Public Affairs

Temporary fixes

John O’Farrell of the Irish Congress of Trade Union (ICTU) believes that a culture of outsourcing throughout the public sector in the UK is chipping away at the services and creating a false economy.

 

As winter’s grip clings on, each January and February brings the annual search for snowdrops by the roadside, the charming trill of the first cookoo and which Accident and Emergency unit has the most distressing queue of aspiring patients. The regions and health trusts compete like a revival of ‘It’s a Knockout’, but we can always be sure that Northern Ireland will never disappoint the cynical.

As the BBC recently reported: “Northern Ireland has some of the worst performance figures in the UK. During the Christmas period, the number of patients seen in four hours in A&E departments dropped to 63 per cent…while the numbers waiting longer than they should for a routine operation have almost doubled in the past four years.”

One proposal to improve waiting times is to recruit from abroad. But Brexit and the subsequent devaluation of sterling have made the UK less attractive, so we must look farther afield, specifically to the employment agencies of Manila. 600 Filipino nurses are being sought to offset the shortage of 1,500 nurses in Northern Ireland’s hospitals.

This is where the public purse gets hit. An agency nurse costs the commissioning Health Trust up to four times the cost of simply hiring one full-time nurse and paying them directly. A £25,000 salary cost thus blossoms to over £100,000, a situation presently being investigated by the Northern Ireland Audit Office.

The incentives get more perverse. Full-time nurses are encouraged to go part-time and have no difficulty getting much better paid shifts as ‘self-employed’ or agency staff. Who can blame them? They have mortgages to pay, and seven years of a malignant public sector pay cap to make up for.

A similar situation has been rattling through the education budget. One in five education workers are ‘temporary’ staff. This startling statistic was unearthed by Lisa Wilson of the Nevin Economic Research Institute in her recent paper on precarious work in the public sector. In the past 10 years, the proportion of public servants who are ‘temporary’ or ‘self-employed’ has increased by a small proportion, but in education, temps have jumped from 13 per cent to 22 per cent.

Who are these temps? They fall into two categories, and one helps create the other. There are teachers who have done their 30 years and have taken their early retirement, and are then swiftly ‘rehired’ through agencies to do their ‘old job’. Again, perverse incentives are in play. As ‘self-employed’ or temps through agencies, the schools save on employers’ National Insurance contributions, holiday pay and pension costs.

However, this makes it harder for new teachers to break into a permanent job. This problem is rife in further education, and is at the root of the increasingly toxic atmosphere that passes for industrial relations in our colleges.
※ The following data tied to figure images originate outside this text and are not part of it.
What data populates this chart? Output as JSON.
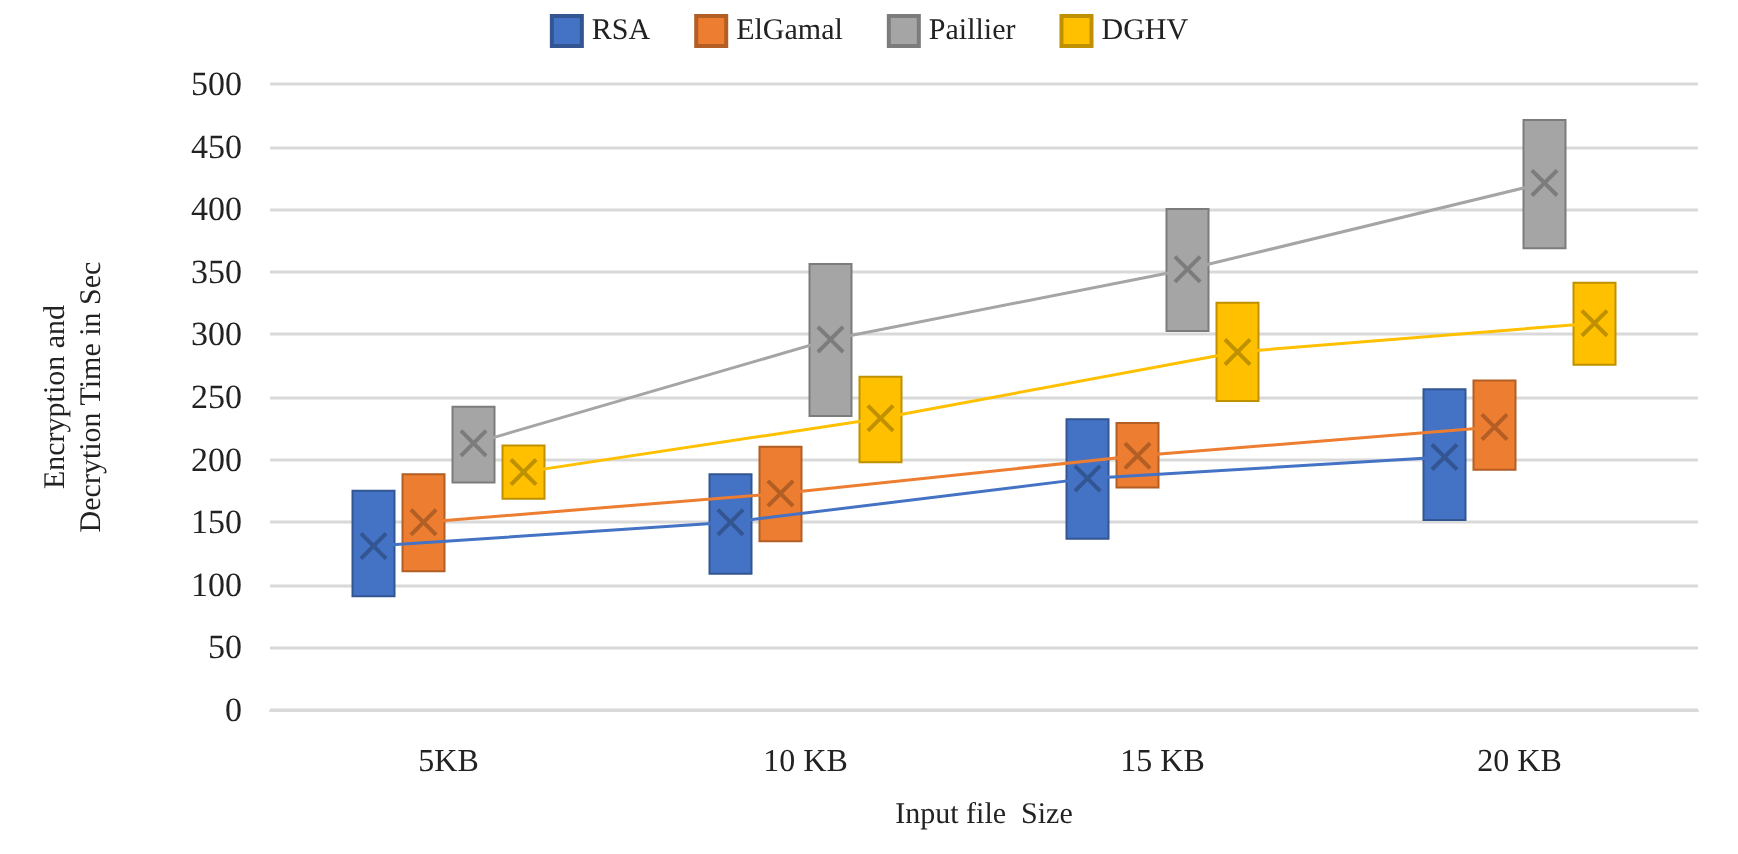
{
  "chart_data": {
    "type": "bar",
    "xlabel": "Input file  Size",
    "ylabel": "Encryption and Decrytion Time in Sec",
    "categories": [
      "5KB",
      "10 KB",
      "15 KB",
      "20 KB"
    ],
    "ylim": [
      0,
      500
    ],
    "yticks": [
      0,
      50,
      100,
      150,
      200,
      250,
      300,
      350,
      400,
      450,
      500
    ],
    "grid": "y",
    "legend": "top",
    "series": [
      {
        "name": "RSA",
        "color": "#4472c4",
        "base": [
          90,
          108,
          136,
          151
        ],
        "values": [
          86,
          81,
          97,
          106
        ]
      },
      {
        "name": "ElGamal",
        "color": "#ed7d31",
        "base": [
          110,
          134,
          177,
          191
        ],
        "values": [
          79,
          77,
          53,
          73
        ]
      },
      {
        "name": "Paillier",
        "color": "#a5a5a5",
        "base": [
          181,
          234,
          302,
          368
        ],
        "values": [
          62,
          123,
          99,
          104
        ]
      },
      {
        "name": "DGHV",
        "color": "#ffc000",
        "base": [
          168,
          197,
          246,
          275
        ],
        "values": [
          44,
          70,
          80,
          67
        ]
      },
      {
        "type": "line",
        "color": "#4472c4",
        "marker": "cross",
        "values": [
          131,
          150,
          185,
          202
        ]
      },
      {
        "type": "line",
        "color": "#ed7d31",
        "marker": "cross",
        "values": [
          150,
          173,
          203,
          226
        ]
      },
      {
        "type": "line",
        "color": "#a5a5a5",
        "marker": "cross",
        "values": [
          213,
          296,
          352,
          421
        ]
      },
      {
        "type": "line",
        "color": "#ffc000",
        "marker": "cross",
        "values": [
          190,
          233,
          286,
          309
        ]
      }
    ]
  }
}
This is the problem with the culture of outsourcing which has prevailed throughout the public sector in recent decades. It is a false economy. It is not delivering. Billions are being syphoned off from taxpayers who think they are contributing to decent public services and are then shocked by the shoddiness of much of it, when they need it.

Most of us never have to stay in hospital for long before the age of retirement. Most of us never think about school after we leave it, apart from one year obsessing about inserting our offspring into a ‘good school’. An even smaller proportion of us ever see the inside of the messier end of the state: prisons, policing, dole offices and social work.

Then, the shoddy offices and dedicated but stressed-out staff get the blame for the whittling away from the quality of the services they provide. Which feeds the clichés about private sector discipline sorting things out. Well, we have tried that experiment and the shoddiness is the result.

Carillion crashed despite holding £16 billion in contracts. G4S, Four Seasons, Circle, Serco and the other giants of out-sourcing have long been exposed for cost-cutting at the expense of their staff and their service users. “The National Audit Office reckons contracting could account for £100 billion of UK public spending. But that it can’t give a single, accurate figure.” If you want the sordid details, look up the meticulously researched weownit.org.uk, or read Private Eye every fortnight.

In the meantime, we need to do two things. Use progressive taxation to provide reliable and universal services, delivered by decently employed professionals. The second is to invent a term which covers the staggering amount of cash wasted. ‘Millions’ are an accounting error. ‘Billions’ lost their meaning during the bank bailouts. ‘Trillions’ are beyond any comprehension. ‘Squillions’ don’t exist. How about ‘Carillions’?